Full code for generating the data set:
set.seed(42)
x1 <- rnorm(20)
x2 <- runif(20)
x3 <- rpois(20,10)
x4 <- rexp(20)
y <- 10 + 2*x1 + 3*x2^2 + 4*x3 +5*x4 + rnorm(20, sd=0.1)
dat <- data.frame(x1, x2, x3, x4, y)
# vector of variable names for easy data.frame column naming later
var_names <- c("x1", "x2", "x3", "x4")
# possible combinations of four variables
combis <- combn(1:4, 2)
combis <- rbind(combis, combis[, 6:1])
# steps to generate for the contour using `rep(min, max, length.out = n)`
n <- 100
#fit the model
fit <- lm(y~x1+I(x2^2)+x3+x4, data=dat)
# range values for when variable is featured on an axis
mins_maxs <- data.frame(x1 = c(-3, 3),
x2 = c(0, 1),
x3 = c(5, 20),
x4 = c(0, 7))
# values to hold for plots in which variables are not on an axis
holds <- c(0, 0.5, 10, 5)
sim_data <- list()
sim_data <- lapply(seq_len(ncol(combis)), function (i) {
sim_data[[i]] <- expand.grid(seq(mins_maxs[1, combis[1, i]],
mins_maxs[2, combis[1, i]], length.out = n),
seq(mins_maxs[1, combis[2, i]],
mins_maxs[2, combis[2, i]], length.out = n),
holds[combis[3, i]],
holds[combis[4, i]])
} )
# we create a new data frame for the data set we want to plot
# for each contour of interest, we want the first two columns, as the second two
# were only created for the sake of feeding into our fit lm
# we'll also create a vector for facetting using paste()
plot_data <- list()
plot_data <- lapply(1:ncol(combis), function(i) {
plot_data[[i]] <- sim_data[[i]][, 1:2]
plot_data[[i]]$var1 <- rep(var_names[combis[1, i]],
nrow(plot_data[[i]]))
plot_data[[i]]$var2 <- rep(var_names[combis[2, i]],
nrow(plot_data[[i]]))
return(plot_data[[i]])
} )
# now we rename the columns of plot_data
plot_data <- lapply(1:length(plot_data), function(i) {
names(plot_data[[i]]) <- c("x", "y", "var1", "var2")
return(plot_data[[i]])
} )
# similarly, we need to re-name the sim_data columns so we can rbind them
# and predict new values using our fit lm
sim_data <- lapply(1:length(sim_data), function(i) {
names(sim_data[[i]]) <- var_names[combis[, i]]
return(sim_data[[i]])
} )
# collapse the separate lists into one data.frame
plot_data <- do.call(rbind, plot_data)
sim_data <- do.call(rbind, sim_data)
# create a vector of predictions using sim_data
plot_data$resp <- predict(fit, sim_data)
At this point, if one attempts to plot using plot_data
, we get this:
library(ggplot2)
p <- ggplot(plot_data, aes(x = x, y = y, z = resp))
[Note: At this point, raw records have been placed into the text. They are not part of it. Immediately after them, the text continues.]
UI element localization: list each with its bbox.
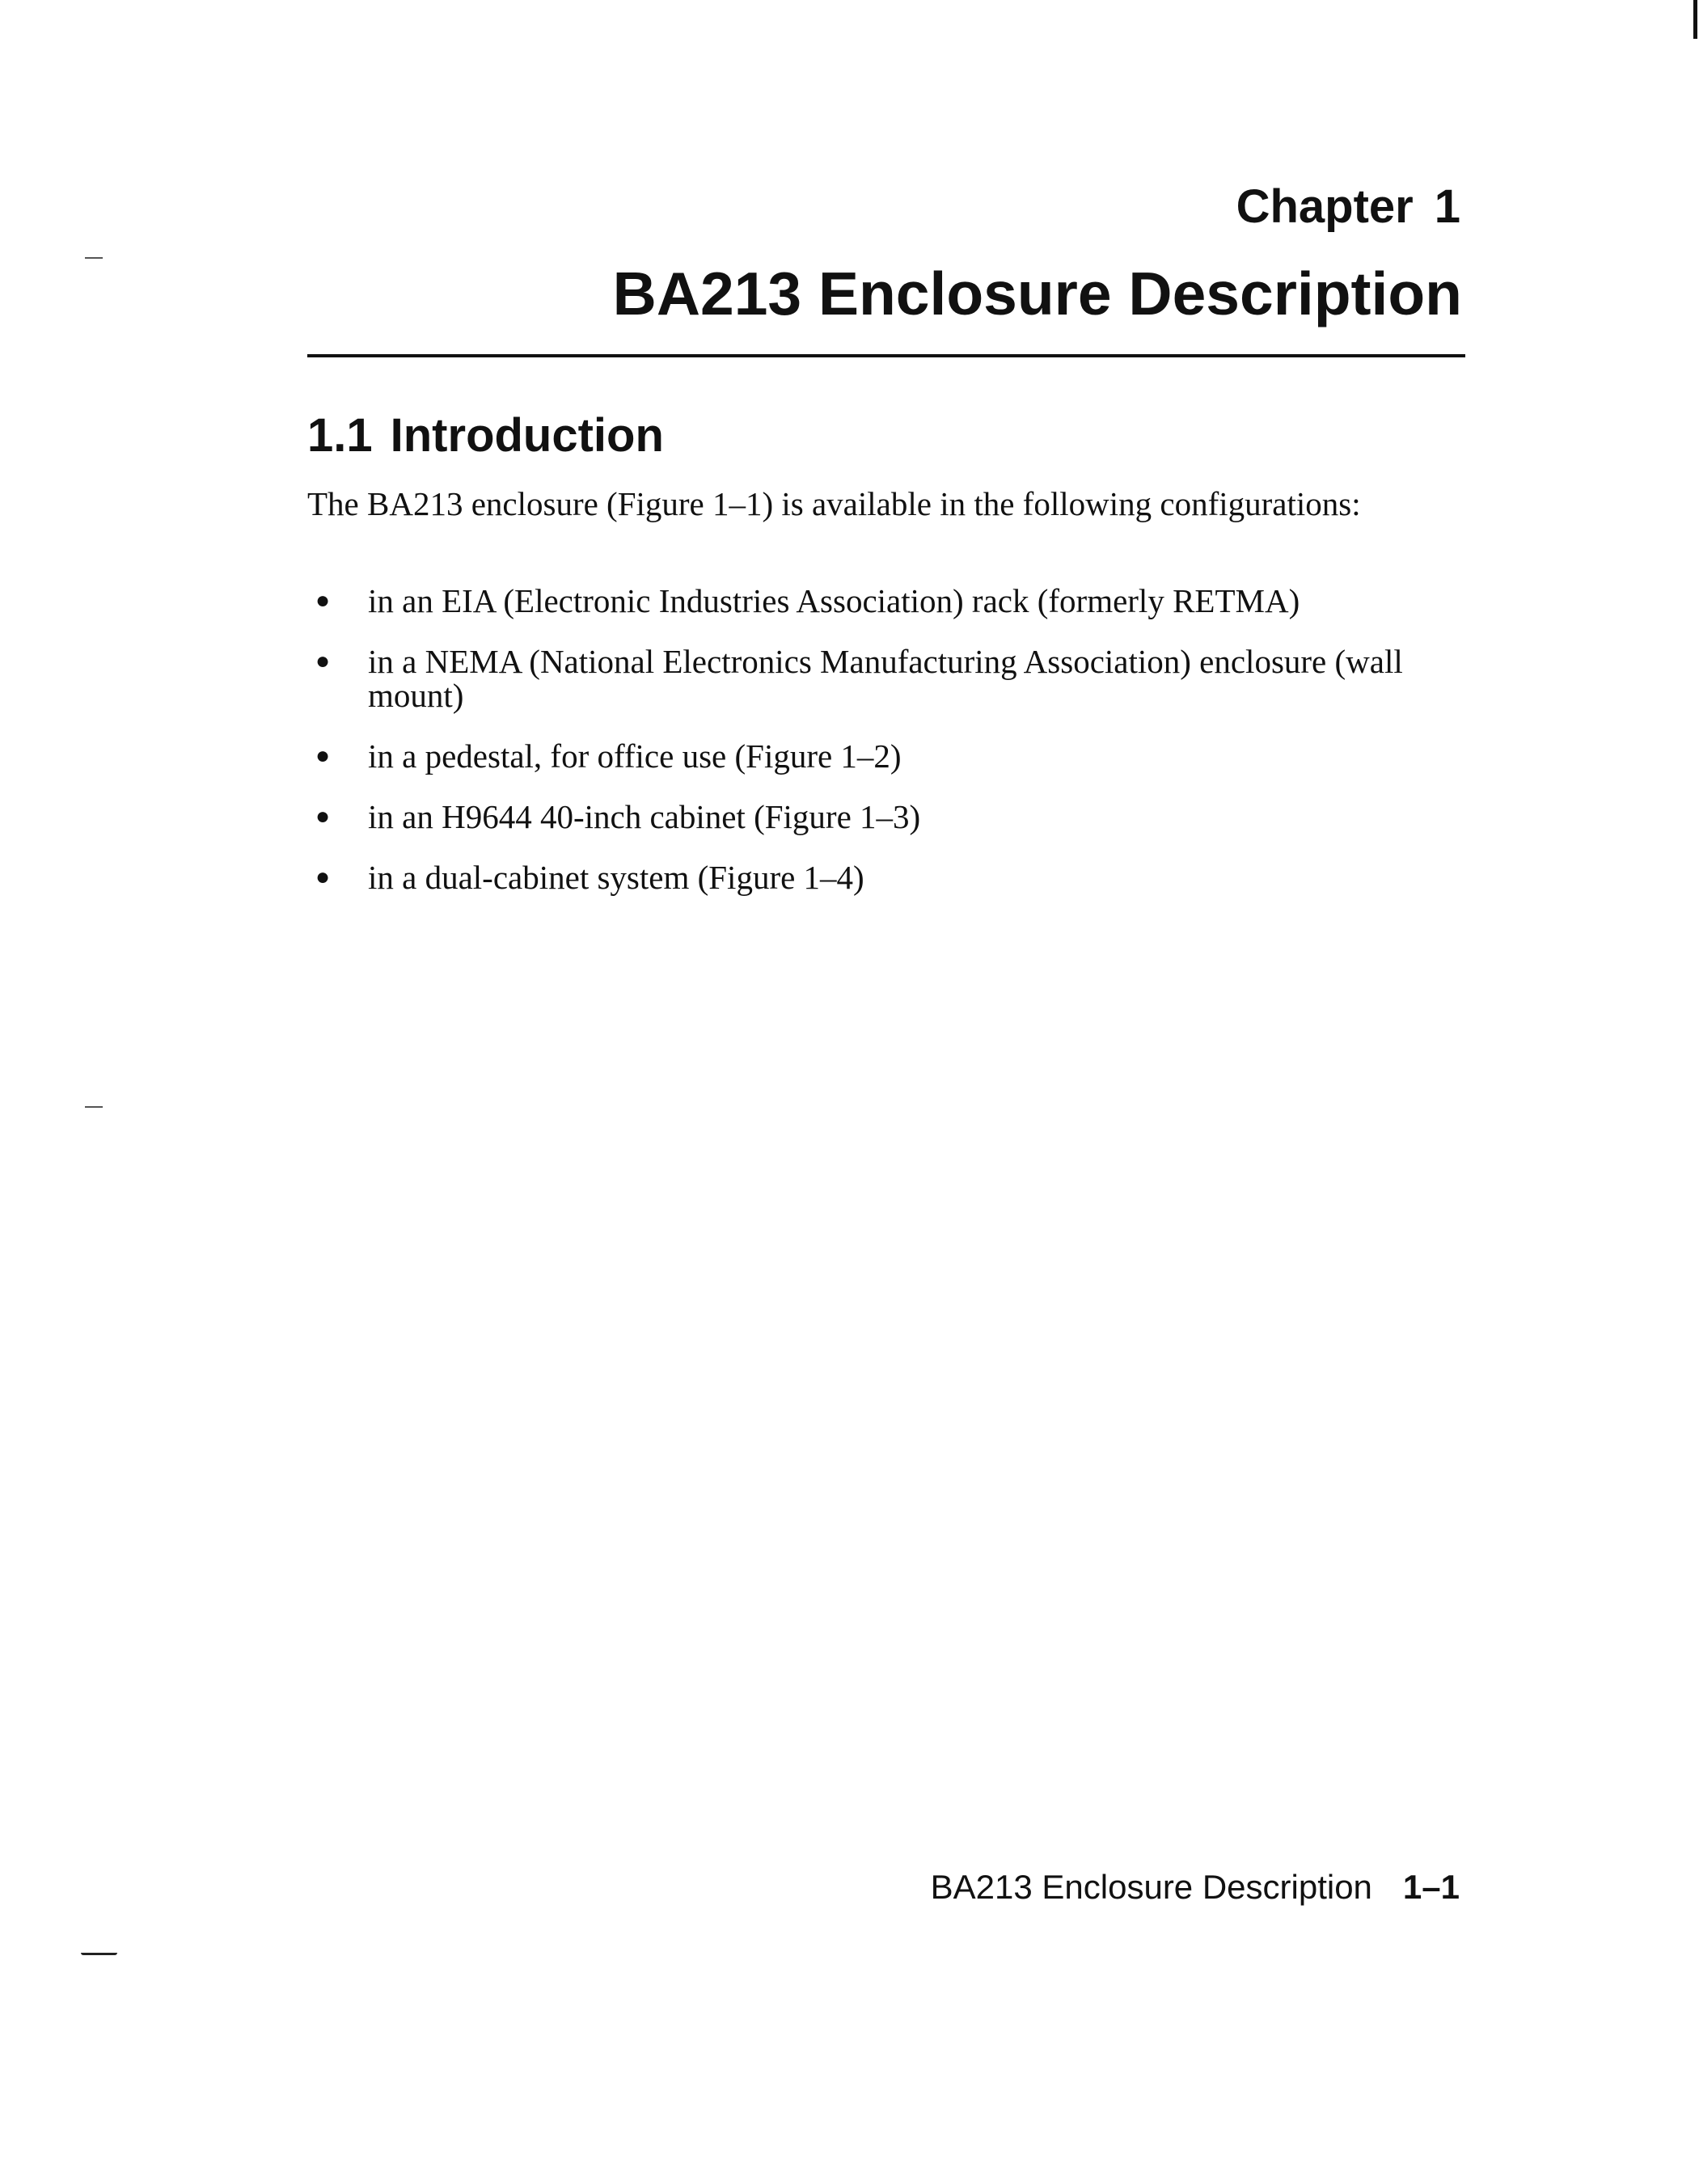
section-number: 1.1 (307, 409, 373, 462)
chapter-divider (307, 354, 1465, 357)
list-item (307, 739, 1465, 773)
chapter-number: 1 (1434, 180, 1460, 233)
list-item-text: in a NEMA (National Electronics Manufacturing Association) enclosure (wall mount) (368, 643, 1403, 714)
scan-mark (85, 257, 103, 259)
chapter-title: BA213 Enclosure Description (612, 260, 1462, 327)
list-item-text: in a pedestal, for office use (Figure 1–2) (368, 737, 902, 775)
scan-mark (81, 1953, 117, 1955)
list-item (307, 800, 1465, 834)
list-item-text: in an H9644 40-inch cabinet (Figure 1–3) (368, 798, 921, 835)
list-item-text: in an EIA (Electronic Industries Association) rack (formerly RETMA) (368, 582, 1300, 619)
intro-paragraph: The BA213 enclosure (Figure 1–1) is available in the following configurations: (307, 485, 1361, 522)
bullet-icon: ● (315, 864, 331, 890)
list-item-text: in a dual-cabinet system (Figure 1–4) (368, 859, 864, 896)
bullet-icon: ● (315, 587, 331, 614)
chapter-label (1236, 180, 1460, 234)
configuration-list (307, 584, 1465, 921)
bullet-icon: ● (315, 648, 331, 674)
bullet-icon: ● (315, 742, 331, 769)
page-footer (931, 1868, 1460, 1907)
chapter-word: Chapter (1236, 180, 1414, 233)
page-number: 1–1 (1402, 1868, 1460, 1906)
bullet-icon: ● (315, 803, 331, 830)
footer-title: BA213 Enclosure Description (930, 1868, 1372, 1906)
list-item (307, 644, 1465, 712)
list-item (307, 584, 1465, 618)
scan-mark (1693, 0, 1697, 39)
list-item (307, 860, 1465, 894)
section-heading (307, 408, 664, 463)
scan-mark (85, 1106, 103, 1108)
section-title: Introduction (390, 409, 664, 462)
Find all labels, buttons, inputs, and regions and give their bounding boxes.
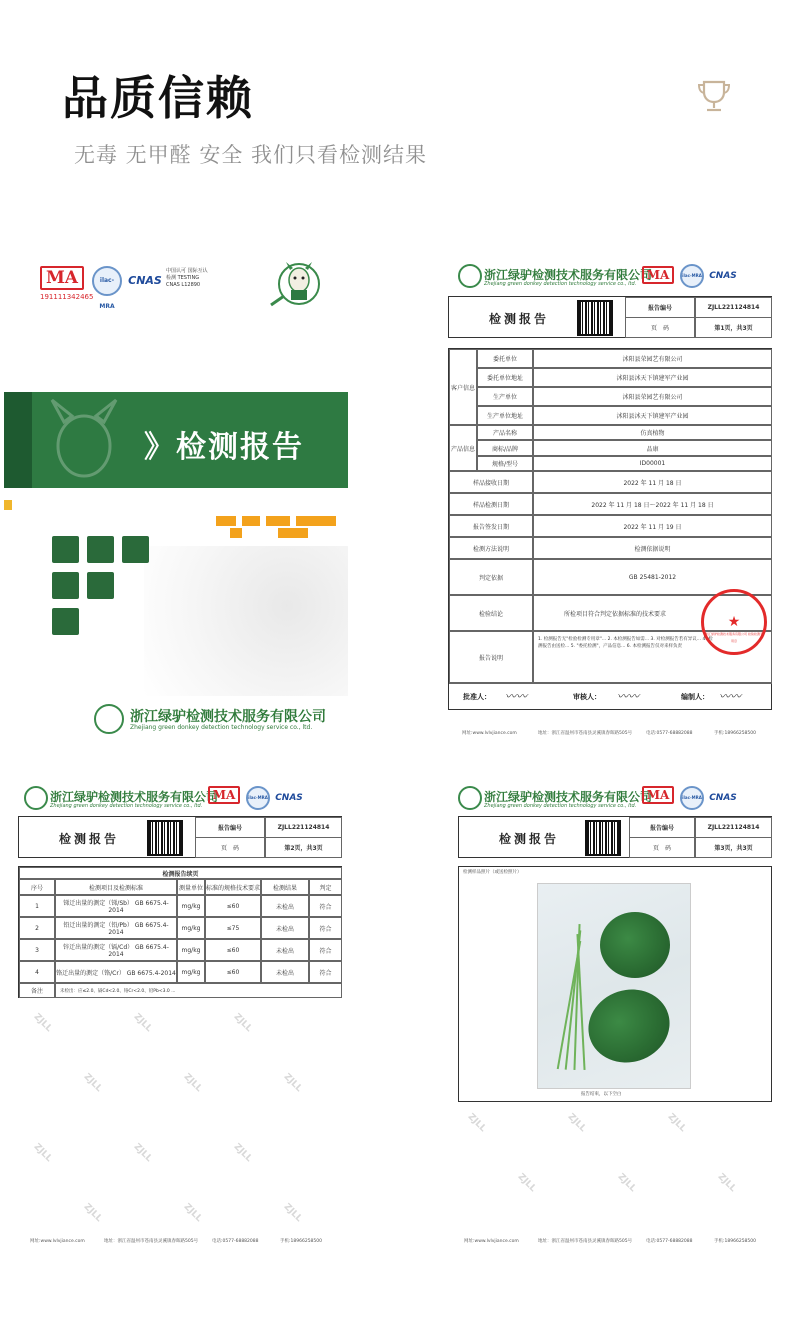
leaf-shape <box>579 979 679 1073</box>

p <- p + geom_tile(aes(fill = resp))
p <- p + facet_wrap(var2 ~ var1, scales = "free", ncol = 3) + theme_bw()
If we round the data, we get something else:
plot_data_round <- plot_data
plot_data_round[, c("x", "y")] <- round(plot_data_round[, c("x", "y")], 5)
# same plot call as above
p <- ggplot(plot_data_round, aes(x = x, y = y, z = resp))
p <- p + geom_tile(aes(fill = resp))
p <- p + facet_wrap(var2 ~ var1, scales = "free", ncol = 3) + theme_bw()
If we take the un-rounded data and add vectors to store height and width, we're back to a blank facetted plot like the un-rounded data alone.
plot_data_hw <- plot_data
hw <- ddply(plot_data, .(var1, var2), summarize,
height = (max(y) - min(y))/n, width = (max(x) - min(x))/n)
plot_data_hw <- merge(plot_data_hw, hw, by = c("var1", "var2"), all.x = T)
# verify using same plot call and plot_data_hw
If we combine rounding and height
and width
values per facet interaction, we get the desired result (adding height
/width
arguments to geom_tile()
):
plot_data_hw_round <- merge(plot_data_round, hw, by = c("var1", "var2"), all.x = T)
p <- ggplot(plot_data_hw_round, aes(x = x, y = y, z = resp))
p <- p + geom_tile(aes(fill = resp, height = height, width = width))
p <- p + facet_wrap(var2 ~ var1, scales = "free", ncol = 3) + theme_bw()
So, there it is. I'm going to file a bug report about the rounding issue, as that seems quite peculiar to me. Perhaps there's still something going on other than that, but if it is a but due to floating point precision or whatnot, Hadley may still be interested.